The Economist: Total Factor Productivity is China's Secret Sauce

In the latest issue of The Economist, we get a great article about why Productivity Growth is perhaps the single most important gauge of an economy’s strength.  More importantly, we read about Total Factor Productivity, a measure by which China leaves everyone in the dust.

Here’s what it’s all about…

A better gauge of an economy’s use of resources is “total factor productivity” (TFP), which tries to assess the efficiency with which both capital and labour are used. Once a country’s labour force stops growing and an increasing capital stock causes the return on new investment to decline, TFP becomes the main source of future economic growth. Unfortunately TFP is much harder to measure than labour productivity. It is calculated as the percentage increase in output that is not accounted for by changes in the volume of inputs of capital and labour. So if the capital stock and the workforce both rise by 2% and output rises by 3%, TFP goes up by 1%. Measuring hours worked is fairly easy, but different ways of valuing a country’s capital stock can produce different results.
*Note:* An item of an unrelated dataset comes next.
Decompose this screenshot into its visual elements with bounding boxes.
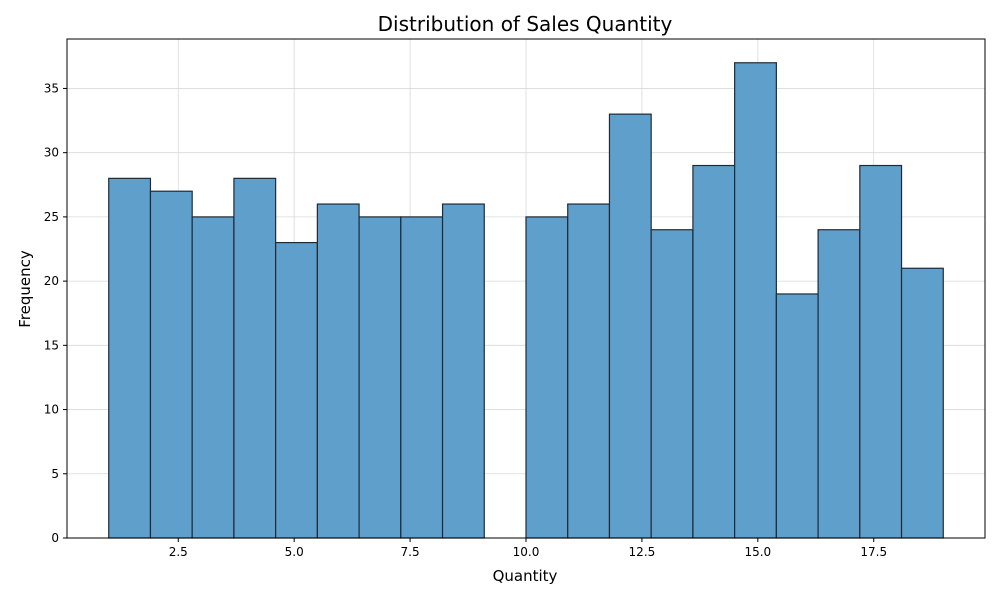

So how does China’s TFP stack up against that of the rest of the world?

Chopsticks

from The Economist

The OECD publishes figures for its rich-country members. These show that since 1990, average TFP growth has been remarkably similar in America, Japan, Germany, Britain and France, at around 1% a year. A recent report by Andrew Cates, an economist at UBS, attempts to estimate TFP growth in emerging economies over the past two decades (see chart). He calculates that China has had by far the fastest annual rate of TFP growth, at around 4%. Probably no other country in history has enjoyed such rapid efficiency gains.

It was interesting to see how unproductive BRIC nations Brazil and Russia have been based on this measure versus China and India.